Komnas Perempuan menilai pengesahan Perppu Perlindungan Anak menjadi UU yang memuat hukuman kebiri ini merupakan langkah mundur dalam penegakan HAM di Indonesia dan tidak memperhatikan perlindungan terhadap korban kekerasan seksual.

“Kita punya PR untuk menyelenggarakan pemulihan yang lebih baik kepada korban yang juga butuh biaya, kita masih punya tantangan hambatan untuk bisa memastikan korban kekerasan seksual dapat mengakses keadilan," kata Azriana, ketua Komnas Perempuan.

"Ketika ada kekerasan seksual masyarakat cenderung mengupayakan untuk menutup daripada melihat itu sebagai kejahatan yang bisa menghancurkan integritas seseorang, menganggap itu sebagai aib keluarga.”

Azriana mengatakan situasi itu sudah menjadi budaya di masyarakat sehingga pelaku memiliki kekebalan dan melakukan kekerasan kembali terhadap korban yang lain.

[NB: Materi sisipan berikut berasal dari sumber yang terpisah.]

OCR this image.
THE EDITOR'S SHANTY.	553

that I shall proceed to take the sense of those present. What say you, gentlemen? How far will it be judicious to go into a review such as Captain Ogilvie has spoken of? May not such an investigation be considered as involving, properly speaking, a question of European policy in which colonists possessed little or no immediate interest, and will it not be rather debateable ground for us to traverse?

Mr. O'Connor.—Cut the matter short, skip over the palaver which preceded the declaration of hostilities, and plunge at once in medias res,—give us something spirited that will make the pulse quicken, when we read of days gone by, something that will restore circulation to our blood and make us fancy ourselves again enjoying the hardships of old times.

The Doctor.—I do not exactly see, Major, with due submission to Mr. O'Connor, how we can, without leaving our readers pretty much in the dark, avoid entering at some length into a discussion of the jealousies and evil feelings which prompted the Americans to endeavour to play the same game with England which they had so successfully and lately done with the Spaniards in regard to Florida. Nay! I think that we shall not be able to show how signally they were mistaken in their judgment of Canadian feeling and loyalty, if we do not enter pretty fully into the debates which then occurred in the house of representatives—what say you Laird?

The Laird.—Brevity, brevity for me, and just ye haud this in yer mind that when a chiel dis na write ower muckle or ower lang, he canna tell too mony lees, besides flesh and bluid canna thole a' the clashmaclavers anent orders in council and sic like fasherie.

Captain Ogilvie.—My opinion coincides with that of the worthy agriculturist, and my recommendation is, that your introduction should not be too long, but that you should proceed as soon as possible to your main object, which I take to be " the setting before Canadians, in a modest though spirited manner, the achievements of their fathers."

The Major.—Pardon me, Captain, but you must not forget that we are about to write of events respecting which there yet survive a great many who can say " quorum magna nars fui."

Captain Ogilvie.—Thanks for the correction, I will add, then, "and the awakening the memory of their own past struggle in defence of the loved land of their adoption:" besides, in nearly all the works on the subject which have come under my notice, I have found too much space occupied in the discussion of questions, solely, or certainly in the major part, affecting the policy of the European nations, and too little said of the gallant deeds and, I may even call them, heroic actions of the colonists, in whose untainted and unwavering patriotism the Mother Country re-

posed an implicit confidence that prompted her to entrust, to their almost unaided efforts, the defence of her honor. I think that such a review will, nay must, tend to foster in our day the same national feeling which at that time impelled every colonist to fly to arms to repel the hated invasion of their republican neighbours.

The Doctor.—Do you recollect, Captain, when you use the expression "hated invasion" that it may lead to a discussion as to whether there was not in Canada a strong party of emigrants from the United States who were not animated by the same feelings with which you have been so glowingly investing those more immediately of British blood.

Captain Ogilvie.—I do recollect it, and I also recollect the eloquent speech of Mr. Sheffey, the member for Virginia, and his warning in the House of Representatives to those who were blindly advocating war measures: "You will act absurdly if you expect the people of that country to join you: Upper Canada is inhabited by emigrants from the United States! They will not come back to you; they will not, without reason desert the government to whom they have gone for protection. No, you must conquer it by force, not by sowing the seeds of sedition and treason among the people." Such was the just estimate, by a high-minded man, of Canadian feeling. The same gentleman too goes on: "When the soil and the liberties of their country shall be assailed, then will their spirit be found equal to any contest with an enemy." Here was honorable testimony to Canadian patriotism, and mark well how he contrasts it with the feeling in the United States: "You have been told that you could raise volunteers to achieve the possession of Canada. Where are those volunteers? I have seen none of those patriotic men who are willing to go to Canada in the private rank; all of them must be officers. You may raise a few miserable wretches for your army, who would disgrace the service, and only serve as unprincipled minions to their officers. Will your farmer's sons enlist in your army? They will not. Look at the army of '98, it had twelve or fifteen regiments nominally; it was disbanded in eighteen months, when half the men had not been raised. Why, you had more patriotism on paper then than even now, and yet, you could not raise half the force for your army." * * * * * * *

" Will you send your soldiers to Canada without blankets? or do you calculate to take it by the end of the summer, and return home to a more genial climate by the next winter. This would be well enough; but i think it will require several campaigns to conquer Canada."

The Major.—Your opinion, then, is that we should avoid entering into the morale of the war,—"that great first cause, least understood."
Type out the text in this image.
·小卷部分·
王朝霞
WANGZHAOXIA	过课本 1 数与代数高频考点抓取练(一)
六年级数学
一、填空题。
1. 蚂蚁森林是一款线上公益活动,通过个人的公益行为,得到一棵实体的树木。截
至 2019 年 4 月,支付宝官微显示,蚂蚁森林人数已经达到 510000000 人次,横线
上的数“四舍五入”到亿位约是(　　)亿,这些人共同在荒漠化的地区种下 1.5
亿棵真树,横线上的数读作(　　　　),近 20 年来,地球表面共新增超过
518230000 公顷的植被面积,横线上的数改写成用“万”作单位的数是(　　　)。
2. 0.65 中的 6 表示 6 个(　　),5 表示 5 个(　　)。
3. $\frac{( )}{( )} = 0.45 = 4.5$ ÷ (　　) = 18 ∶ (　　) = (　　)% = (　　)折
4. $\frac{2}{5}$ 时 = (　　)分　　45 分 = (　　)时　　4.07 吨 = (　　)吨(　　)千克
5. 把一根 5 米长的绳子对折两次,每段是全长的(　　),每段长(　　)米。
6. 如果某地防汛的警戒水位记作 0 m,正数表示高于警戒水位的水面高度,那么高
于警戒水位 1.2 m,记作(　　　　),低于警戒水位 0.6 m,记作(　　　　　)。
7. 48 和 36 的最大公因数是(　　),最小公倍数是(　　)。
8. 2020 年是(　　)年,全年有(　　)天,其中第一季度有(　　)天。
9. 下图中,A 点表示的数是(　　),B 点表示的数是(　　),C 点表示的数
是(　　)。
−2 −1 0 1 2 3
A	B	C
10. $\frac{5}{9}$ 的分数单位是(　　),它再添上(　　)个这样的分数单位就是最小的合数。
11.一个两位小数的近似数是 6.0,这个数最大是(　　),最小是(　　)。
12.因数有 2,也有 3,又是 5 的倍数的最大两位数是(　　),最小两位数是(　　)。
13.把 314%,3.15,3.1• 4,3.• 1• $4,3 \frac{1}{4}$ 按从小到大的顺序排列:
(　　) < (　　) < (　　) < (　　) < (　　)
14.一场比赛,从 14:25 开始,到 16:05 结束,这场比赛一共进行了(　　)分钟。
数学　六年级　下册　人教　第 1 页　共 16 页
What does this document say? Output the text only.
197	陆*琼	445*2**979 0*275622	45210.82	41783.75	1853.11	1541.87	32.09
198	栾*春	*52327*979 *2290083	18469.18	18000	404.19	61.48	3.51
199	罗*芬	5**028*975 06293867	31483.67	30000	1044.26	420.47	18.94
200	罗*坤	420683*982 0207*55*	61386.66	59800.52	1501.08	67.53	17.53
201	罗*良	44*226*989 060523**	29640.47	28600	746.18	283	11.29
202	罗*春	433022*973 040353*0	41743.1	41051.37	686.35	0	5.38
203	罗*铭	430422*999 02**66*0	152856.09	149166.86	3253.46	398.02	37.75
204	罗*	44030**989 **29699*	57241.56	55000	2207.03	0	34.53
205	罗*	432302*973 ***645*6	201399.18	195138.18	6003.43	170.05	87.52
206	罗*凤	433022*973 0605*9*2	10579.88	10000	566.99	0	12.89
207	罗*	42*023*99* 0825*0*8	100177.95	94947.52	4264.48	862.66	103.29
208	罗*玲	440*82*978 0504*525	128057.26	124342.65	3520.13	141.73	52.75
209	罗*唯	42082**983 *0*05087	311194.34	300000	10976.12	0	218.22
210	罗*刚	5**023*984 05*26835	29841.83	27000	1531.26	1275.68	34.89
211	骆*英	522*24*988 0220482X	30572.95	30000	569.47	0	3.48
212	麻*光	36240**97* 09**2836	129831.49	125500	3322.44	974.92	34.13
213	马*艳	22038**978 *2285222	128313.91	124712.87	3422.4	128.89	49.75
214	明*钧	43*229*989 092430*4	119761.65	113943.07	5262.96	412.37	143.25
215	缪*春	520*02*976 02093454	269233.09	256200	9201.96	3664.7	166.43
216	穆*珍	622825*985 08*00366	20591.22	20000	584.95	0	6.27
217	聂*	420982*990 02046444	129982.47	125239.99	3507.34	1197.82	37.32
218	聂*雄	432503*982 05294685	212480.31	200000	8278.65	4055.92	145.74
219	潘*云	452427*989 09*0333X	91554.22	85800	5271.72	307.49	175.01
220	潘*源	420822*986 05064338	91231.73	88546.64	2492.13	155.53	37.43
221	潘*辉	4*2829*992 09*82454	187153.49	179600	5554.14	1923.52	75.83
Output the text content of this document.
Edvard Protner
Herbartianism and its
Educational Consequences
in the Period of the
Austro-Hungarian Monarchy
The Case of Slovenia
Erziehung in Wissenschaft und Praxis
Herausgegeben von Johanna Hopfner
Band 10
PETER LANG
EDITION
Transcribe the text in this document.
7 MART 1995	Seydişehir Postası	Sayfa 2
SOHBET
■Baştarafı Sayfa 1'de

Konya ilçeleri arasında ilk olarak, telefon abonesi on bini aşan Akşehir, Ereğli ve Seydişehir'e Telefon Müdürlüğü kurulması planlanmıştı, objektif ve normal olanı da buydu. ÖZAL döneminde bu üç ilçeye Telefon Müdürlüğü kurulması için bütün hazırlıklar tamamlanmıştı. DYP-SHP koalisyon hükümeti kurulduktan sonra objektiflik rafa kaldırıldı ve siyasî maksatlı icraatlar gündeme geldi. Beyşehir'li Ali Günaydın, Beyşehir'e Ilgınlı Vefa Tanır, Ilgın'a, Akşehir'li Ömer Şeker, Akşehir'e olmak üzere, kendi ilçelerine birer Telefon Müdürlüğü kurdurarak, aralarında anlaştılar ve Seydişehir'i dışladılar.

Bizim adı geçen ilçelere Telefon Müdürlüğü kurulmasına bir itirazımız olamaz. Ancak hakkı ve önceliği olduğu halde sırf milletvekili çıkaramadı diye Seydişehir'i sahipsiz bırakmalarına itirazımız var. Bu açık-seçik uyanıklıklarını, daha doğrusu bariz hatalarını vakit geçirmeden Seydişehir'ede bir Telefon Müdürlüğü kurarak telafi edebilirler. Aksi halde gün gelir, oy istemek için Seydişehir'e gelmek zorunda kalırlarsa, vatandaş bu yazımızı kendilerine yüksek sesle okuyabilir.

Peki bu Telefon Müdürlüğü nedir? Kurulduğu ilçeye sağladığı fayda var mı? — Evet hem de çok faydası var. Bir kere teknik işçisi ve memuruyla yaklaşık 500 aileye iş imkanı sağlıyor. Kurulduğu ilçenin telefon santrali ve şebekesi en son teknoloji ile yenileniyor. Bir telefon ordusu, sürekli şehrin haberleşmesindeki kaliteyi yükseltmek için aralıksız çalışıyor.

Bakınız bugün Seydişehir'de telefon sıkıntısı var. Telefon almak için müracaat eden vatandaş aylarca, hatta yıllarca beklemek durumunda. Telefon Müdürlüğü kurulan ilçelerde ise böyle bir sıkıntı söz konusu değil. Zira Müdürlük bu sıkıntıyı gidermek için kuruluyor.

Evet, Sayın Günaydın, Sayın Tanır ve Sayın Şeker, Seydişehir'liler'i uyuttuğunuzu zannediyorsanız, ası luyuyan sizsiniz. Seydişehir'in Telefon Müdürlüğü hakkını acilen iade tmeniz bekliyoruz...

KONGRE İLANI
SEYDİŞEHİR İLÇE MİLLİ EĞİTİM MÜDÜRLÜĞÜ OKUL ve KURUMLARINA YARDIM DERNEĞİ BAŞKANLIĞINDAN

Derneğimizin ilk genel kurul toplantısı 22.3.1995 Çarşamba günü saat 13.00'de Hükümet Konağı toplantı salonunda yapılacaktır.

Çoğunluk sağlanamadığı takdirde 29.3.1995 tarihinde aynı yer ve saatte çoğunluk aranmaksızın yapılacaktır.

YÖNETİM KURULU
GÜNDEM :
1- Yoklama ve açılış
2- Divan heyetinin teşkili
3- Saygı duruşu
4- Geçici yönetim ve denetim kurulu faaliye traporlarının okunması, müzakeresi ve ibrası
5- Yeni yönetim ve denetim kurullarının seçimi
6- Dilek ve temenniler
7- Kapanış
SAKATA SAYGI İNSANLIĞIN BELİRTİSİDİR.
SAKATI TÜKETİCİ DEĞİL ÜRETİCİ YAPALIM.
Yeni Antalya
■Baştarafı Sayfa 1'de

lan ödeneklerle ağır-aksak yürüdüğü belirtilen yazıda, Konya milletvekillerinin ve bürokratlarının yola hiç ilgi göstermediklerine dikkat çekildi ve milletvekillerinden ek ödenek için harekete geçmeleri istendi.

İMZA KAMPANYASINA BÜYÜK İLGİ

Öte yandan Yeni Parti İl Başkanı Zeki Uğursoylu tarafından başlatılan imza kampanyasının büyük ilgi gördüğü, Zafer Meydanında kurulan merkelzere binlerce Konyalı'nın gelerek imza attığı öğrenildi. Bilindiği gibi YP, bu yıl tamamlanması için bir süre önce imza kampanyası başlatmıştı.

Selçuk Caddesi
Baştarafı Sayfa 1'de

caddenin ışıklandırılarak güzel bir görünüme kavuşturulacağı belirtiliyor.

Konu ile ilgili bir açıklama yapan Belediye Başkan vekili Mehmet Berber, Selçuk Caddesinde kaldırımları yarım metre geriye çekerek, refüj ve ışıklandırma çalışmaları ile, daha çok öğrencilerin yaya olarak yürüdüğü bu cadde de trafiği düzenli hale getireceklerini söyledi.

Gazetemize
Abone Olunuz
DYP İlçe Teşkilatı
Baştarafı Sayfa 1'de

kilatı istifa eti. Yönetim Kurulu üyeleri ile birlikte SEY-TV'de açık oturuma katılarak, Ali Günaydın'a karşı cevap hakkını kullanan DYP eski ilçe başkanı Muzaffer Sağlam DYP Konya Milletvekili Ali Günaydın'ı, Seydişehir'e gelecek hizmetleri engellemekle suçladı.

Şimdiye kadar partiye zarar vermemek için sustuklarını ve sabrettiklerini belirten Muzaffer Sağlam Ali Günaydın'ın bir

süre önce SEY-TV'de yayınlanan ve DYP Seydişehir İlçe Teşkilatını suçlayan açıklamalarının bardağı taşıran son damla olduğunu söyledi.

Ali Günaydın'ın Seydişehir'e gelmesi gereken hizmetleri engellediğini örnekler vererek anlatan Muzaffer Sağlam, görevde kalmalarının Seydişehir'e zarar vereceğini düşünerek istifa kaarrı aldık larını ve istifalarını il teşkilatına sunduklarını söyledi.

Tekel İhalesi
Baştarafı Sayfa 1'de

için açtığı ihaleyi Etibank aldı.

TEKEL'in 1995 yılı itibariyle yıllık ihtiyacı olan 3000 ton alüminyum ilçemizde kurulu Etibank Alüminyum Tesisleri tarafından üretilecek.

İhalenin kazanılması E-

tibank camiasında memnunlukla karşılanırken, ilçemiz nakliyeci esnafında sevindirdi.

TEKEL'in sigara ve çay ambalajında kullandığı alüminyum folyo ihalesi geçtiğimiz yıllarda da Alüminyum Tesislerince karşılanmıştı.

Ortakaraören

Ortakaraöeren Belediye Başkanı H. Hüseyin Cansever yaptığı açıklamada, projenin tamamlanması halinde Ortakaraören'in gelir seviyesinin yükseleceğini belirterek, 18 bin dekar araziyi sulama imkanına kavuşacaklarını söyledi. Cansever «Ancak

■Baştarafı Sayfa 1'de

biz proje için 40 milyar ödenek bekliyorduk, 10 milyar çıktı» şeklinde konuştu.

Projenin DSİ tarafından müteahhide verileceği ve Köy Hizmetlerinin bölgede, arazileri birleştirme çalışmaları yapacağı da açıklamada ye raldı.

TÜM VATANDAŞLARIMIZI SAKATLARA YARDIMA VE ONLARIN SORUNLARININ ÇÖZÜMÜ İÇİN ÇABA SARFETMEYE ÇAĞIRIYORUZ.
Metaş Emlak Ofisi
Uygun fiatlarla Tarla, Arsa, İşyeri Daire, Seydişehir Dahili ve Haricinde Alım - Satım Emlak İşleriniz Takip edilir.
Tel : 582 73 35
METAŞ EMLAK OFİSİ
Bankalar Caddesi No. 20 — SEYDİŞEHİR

Sementara itu Sri Mulyati dari Forum Pengada Layanan bagi Perempuan dan Anak Korban Kekerasan khawatir hukuman kebiri yang diterapkan akan menyasar pada anak-anak yang menjadi pelaku kekerasan seksual.

“Dari kasus yang kami tangani tren yang terjadi itu pelaku semakin muda usia di bawah 18 tahun atau yang tua sekalian, dan hampir separuhnya adalah anak-anak,” jelas dia.

Sri mengatakan hukuman kebiri juga tidak menjamin kasus kekerasan seksual pada anak menurun.

Komnas Perempuan menyatakan hukuman kebiri juga tak memiliki korelasi dengan penurunan angka kekerasan seksual, untuk itu pemerintah harus melakukan evaluasi secara berkala untuk melihat efektifitas hukuman itu setelah Perppu Perlindungan Anak disahkan menjadi UU.